The RAVENS are landing.
When Slate Pro Audio’s RAVEN MTX multitouch production console started appearing at trade shows, the WOW factor was through the roof. People saw something they had never experienced before, or even dared to seriously consider.
On exhibit: A giant touch screen display featuring a powerful multitouch mixer (the RAVEN MIXER) that can control all major DAW’s, along with a flexible and user-customizable, multifunction toolbar. A full-featured analog monitoring section with multiple speaker outs and input sources, smart phone connectivity, USB, multiple headphone send and cue options, and a lot more were part of the package.
The result is a console vastly different from any other control surface out there. And now that they’re becoming available, early-adopting pros are installing RAVENS into their studios and going to work with them.
As captivating as the RAVEN is, its beauty is not just skin-deep. SonicScoop found out just how intensive its story — and philosophy — is when we talked to Slate Pro Audio’s VP of Creative Operations Alex Oana, the Co-Designer and Product Manager for RAVEN.
Working together with Steven Slate and the company’s dedicated team, Oana experienced first-hand the inspiration, intensive problem-solving, and hard work required for this hyper-ambitious fantasy to became an audio reality. Here’s the way it went down:
Starting from the 10,000-ft. view, how does Slate decide what new products – hardware and/or software – to develop?
Most of the time product development at Slate begins with Steven asking himself, “What do I need?”
In the case of the RAVEN he had been working on a monitor controller he wanted for his studio when we met. I suggested to Steven that a studio hardware product like that should be built around the DAW. Steven kept saying, “Let’s make it bigger, like a console” and I kept throwing in features like integrated USB, iPhone dock and laptop reference speakers which led to him hiring me!
We took our non-multitouch RAVEN X1, a huge confusing console that made no sense, to NAMM 2012.
Out of frustration I said to Steven, “We claim to be innovative, but this [Raven X1] isn’t innovative at all. What would be innovative is if we made the Raven a giant touch screen so you can touch your DAW directly.”

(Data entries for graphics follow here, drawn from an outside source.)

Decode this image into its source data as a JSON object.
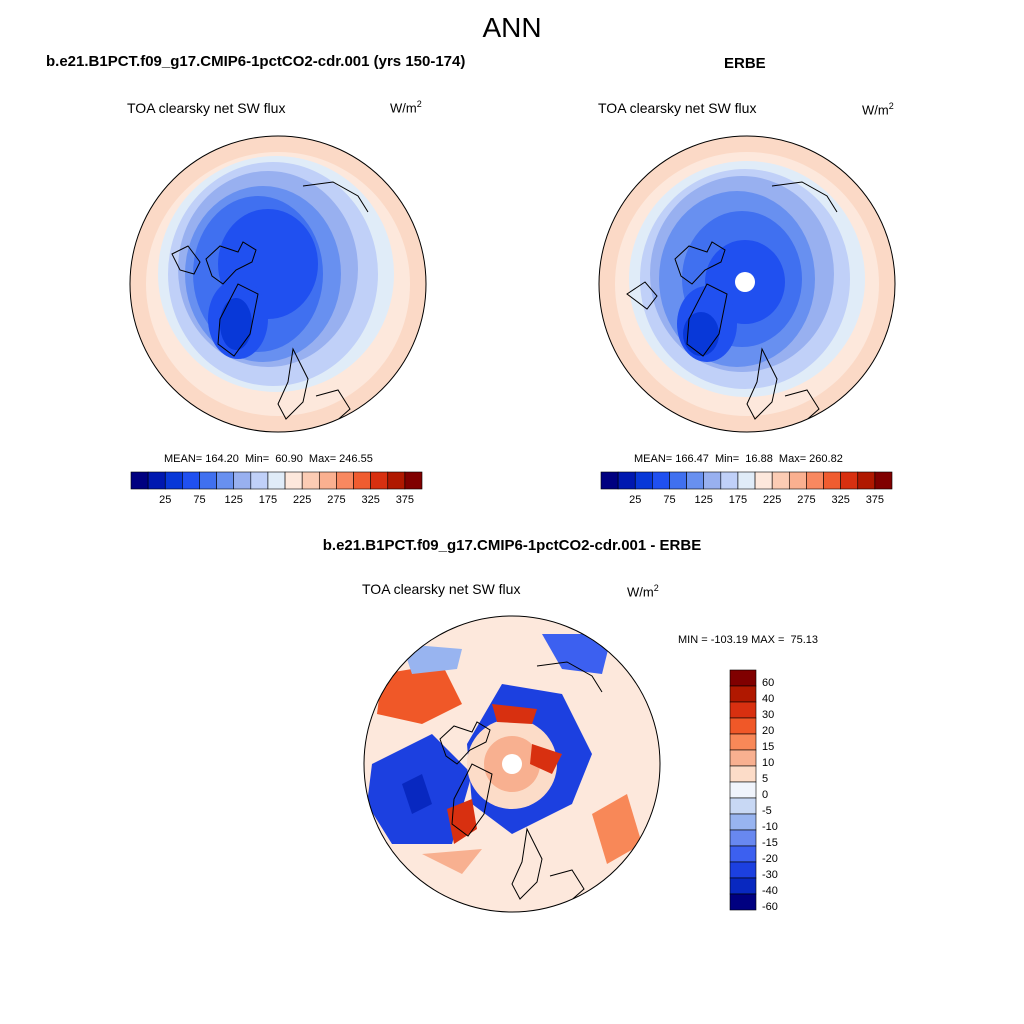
{
  "title": "ANN",
  "top_left": {
    "title": "b.e21.B1PCT.f09_g17.CMIP6-1pctCO2-cdr.001 (yrs 150-174)",
    "variable": "TOA clearsky net SW flux",
    "units_base": "W/m",
    "units_exp": "2",
    "stats": "MEAN= 164.20  Min=  60.90  Max= 246.55"
  },
  "top_right": {
    "title": "ERBE",
    "variable": "TOA clearsky net SW flux",
    "units_base": "W/m",
    "units_exp": "2",
    "stats": "MEAN= 166.47  Min=  16.88  Max= 260.82"
  },
  "abs_colorbar": {
    "colors": [
      "#000080",
      "#0018b0",
      "#0838d8",
      "#2050f0",
      "#4070f0",
      "#6890f0",
      "#98b0f0",
      "#c0d0f8",
      "#e0ecf8",
      "#fde8dc",
      "#fcccb4",
      "#fab090",
      "#f88860",
      "#f05c30",
      "#d83010",
      "#b01800",
      "#800000"
    ],
    "labels": [
      "25",
      "75",
      "125",
      "175",
      "225",
      "275",
      "325",
      "375"
    ]
  },
  "bottom": {
    "title": "b.e21.B1PCT.f09_g17.CMIP6-1pctCO2-cdr.001 - ERBE",
    "variable": "TOA clearsky net SW flux",
    "units_base": "W/m",
    "units_exp": "2",
    "stats": "MIN = -103.19 MAX =  75.13"
  },
  "diff_colorbar": {
    "colors": [
      "#800000",
      "#b01800",
      "#d83010",
      "#f05828",
      "#f88858",
      "#f8b090",
      "#fcdcc8",
      "#f0f4fc",
      "#c8d8f4",
      "#98b4f0",
      "#6888f0",
      "#3c60f0",
      "#1c40e0",
      "#0828c0",
      "#000080"
    ],
    "labels": [
      "60",
      "40",
      "30",
      "20",
      "15",
      "10",
      "5",
      "0",
      "-5",
      "-10",
      "-15",
      "-20",
      "-30",
      "-40",
      "-60"
    ]
  }
}
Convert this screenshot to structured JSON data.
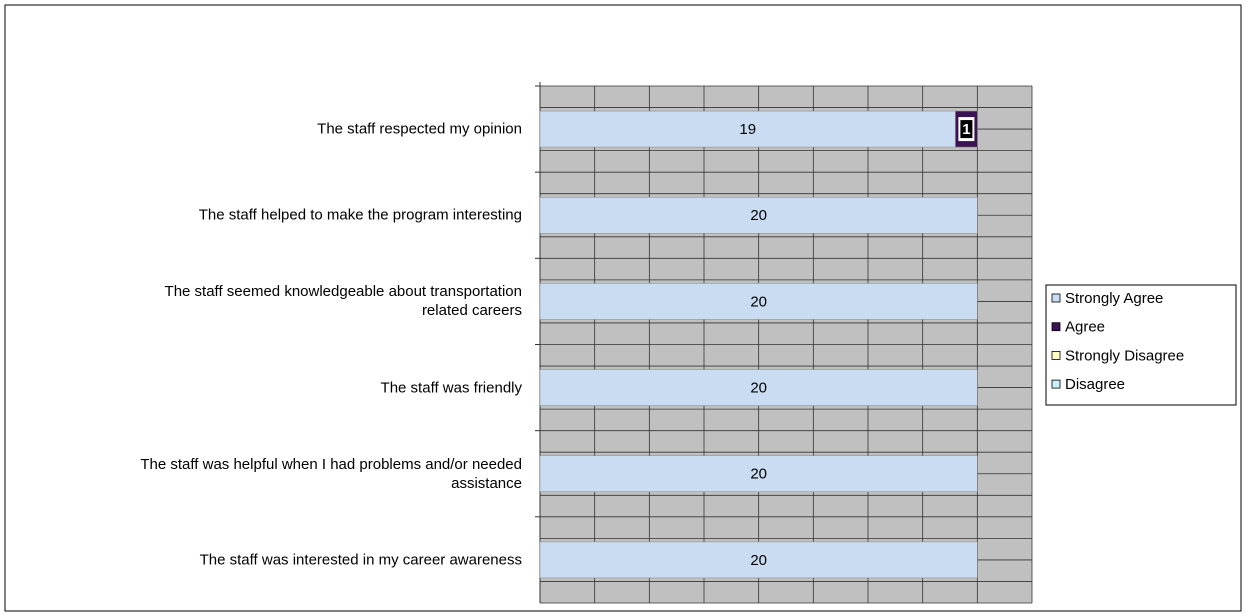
{
  "chart_data": {
    "type": "stacked_barh",
    "categories": [
      "The staff respected my opinion",
      "The staff helped to make the program interesting",
      "The staff seemed knowledgeable about transportation\nrelated careers",
      "The staff was friendly",
      "The staff was helpful when I had problems and/or needed\nassistance",
      "The staff was interested in my career awareness"
    ],
    "series": [
      {
        "name": "Strongly Agree",
        "color": "#c9dcf2",
        "values": [
          19,
          20,
          20,
          20,
          20,
          20
        ]
      },
      {
        "name": "Agree",
        "color": "#3b1352",
        "values": [
          1,
          null,
          null,
          null,
          null,
          null
        ]
      },
      {
        "name": "Strongly Disagree",
        "color": "#ffffc4",
        "values": [
          null,
          null,
          null,
          null,
          null,
          null
        ]
      },
      {
        "name": "Disagree",
        "color": "#cdeefc",
        "values": [
          null,
          null,
          null,
          null,
          null,
          null
        ]
      }
    ],
    "xlim": [
      0,
      22.5
    ],
    "xticks": [
      0,
      2.5,
      5,
      7.5,
      10,
      12.5,
      15,
      17.5,
      20,
      22.5
    ],
    "grid": true,
    "legend": "right"
  }
}
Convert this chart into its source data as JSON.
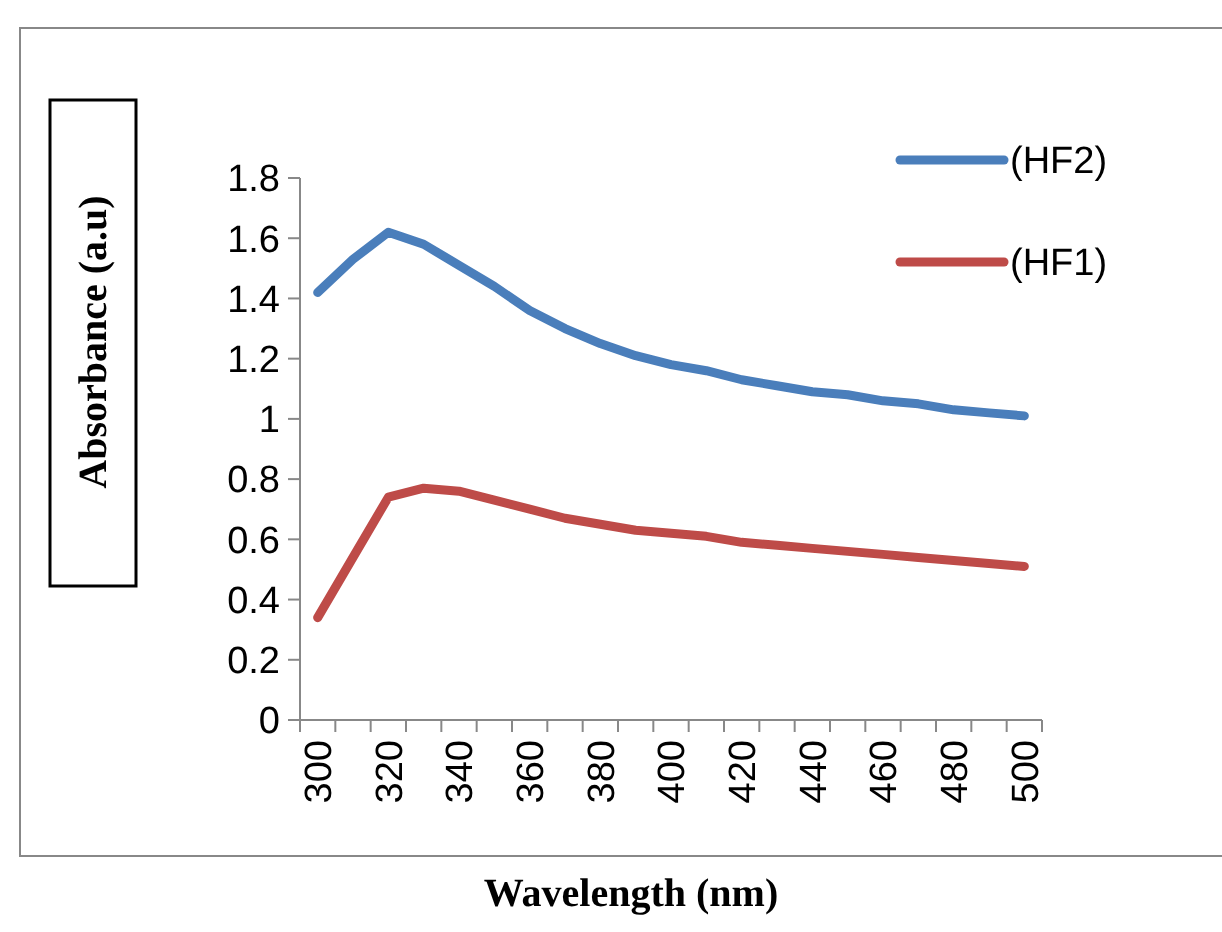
{
  "chart_data": {
    "type": "line",
    "xlabel": "Wavelength (nm)",
    "ylabel": "Absorbance (a.u)",
    "categories": [
      "300",
      null,
      "320",
      null,
      "340",
      null,
      "360",
      null,
      "380",
      null,
      "400",
      null,
      "420",
      null,
      "440",
      null,
      "460",
      null,
      "480",
      null,
      "500"
    ],
    "series": [
      {
        "name": "(HF2)",
        "color": "#4a7ebb",
        "values": [
          1.42,
          1.53,
          1.62,
          1.58,
          1.51,
          1.44,
          1.36,
          1.3,
          1.25,
          1.21,
          1.18,
          1.16,
          1.13,
          1.11,
          1.09,
          1.08,
          1.06,
          1.05,
          1.03,
          1.02,
          1.01
        ]
      },
      {
        "name": "(HF1)",
        "color": "#be4b48",
        "values": [
          0.34,
          0.54,
          0.74,
          0.77,
          0.76,
          0.73,
          0.7,
          0.67,
          0.65,
          0.63,
          0.62,
          0.61,
          0.59,
          0.58,
          0.57,
          0.56,
          0.55,
          0.54,
          0.53,
          0.52,
          0.51
        ]
      }
    ],
    "ylim": [
      0,
      1.8
    ],
    "yticks": [
      0,
      0.2,
      0.4,
      0.6,
      0.8,
      1,
      1.2,
      1.4,
      1.6,
      1.8
    ],
    "legend": "top right",
    "grid": false,
    "marker": "none",
    "line_style": "solid"
  }
}
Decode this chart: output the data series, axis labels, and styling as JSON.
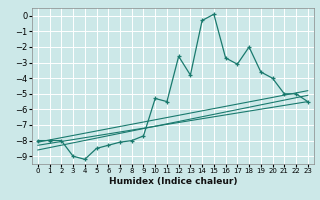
{
  "title": "",
  "xlabel": "Humidex (Indice chaleur)",
  "bg_color": "#cce8e8",
  "grid_color": "#ffffff",
  "line_color": "#1a7a6e",
  "xlim": [
    -0.5,
    23.5
  ],
  "ylim": [
    -9.5,
    0.5
  ],
  "xticks": [
    0,
    1,
    2,
    3,
    4,
    5,
    6,
    7,
    8,
    9,
    10,
    11,
    12,
    13,
    14,
    15,
    16,
    17,
    18,
    19,
    20,
    21,
    22,
    23
  ],
  "yticks": [
    0,
    -1,
    -2,
    -3,
    -4,
    -5,
    -6,
    -7,
    -8,
    -9
  ],
  "main_x": [
    0,
    1,
    2,
    3,
    4,
    5,
    6,
    7,
    8,
    9,
    10,
    11,
    12,
    13,
    14,
    15,
    16,
    17,
    18,
    19,
    20,
    21,
    22,
    23
  ],
  "main_y": [
    -8,
    -8,
    -8,
    -9,
    -9.2,
    -8.5,
    -8.3,
    -8.1,
    -8.0,
    -7.7,
    -5.3,
    -5.5,
    -2.6,
    -3.8,
    -0.3,
    0.1,
    -2.7,
    -3.1,
    -2.0,
    -3.6,
    -4.0,
    -5.0,
    -5.0,
    -5.5
  ],
  "trend1_x": [
    0,
    23
  ],
  "trend1_y": [
    -8.1,
    -4.8
  ],
  "trend2_x": [
    0,
    23
  ],
  "trend2_y": [
    -8.3,
    -5.5
  ],
  "trend3_x": [
    0,
    23
  ],
  "trend3_y": [
    -8.6,
    -5.1
  ]
}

Three things separate Steven Slate from other developers:
1) He can’t let a good idea go,
2) He won’t rest until he sees an idea through, and
3) It has to be perfect.
My little multitouch idea that I had been dreaming of since I first started working with Pro Tools in the late 1990s started our journey along the “bleeding edge.” After 18 months of blood sweat and tears we know first-hand what that term truly means.
From there, what made the RAVEN a priority for Slate to develop?
DAWs are amazing. As advanced and miraculous DAWs are, there’s been no intuitive way to interact with them. Before RAVEN, working with a DAW was like trying to play a guitar with a trackball.
We looked around and it just seemed like everybody who should be making multitouch hardware and software was just sleeping. We really wanted the RAVEN for ourselves because using a keyboard and mouse to create music sucks and it’s not healthy. My elbow, wrist and hands were killing me!
When we debuted the prototype RAVEN at AES 2012 we knew one of two things would happen – we’d be the laughingstock or people would flip out. Luckily people flipped out.
Steven said that Slate wanted to “respect the console heritage” in creating the RAVEN. What does that mean from an ergonomic, creative and sonic standpoint?
Think of a wraparound Helios console from the 1970s. It was designed to place every control the engineer would need within easy reach. As studio tools expanded the consoles got bigger, racks of outboard sprung up behind and to the sides, making it impossible for the engineer to work in the sweet spot.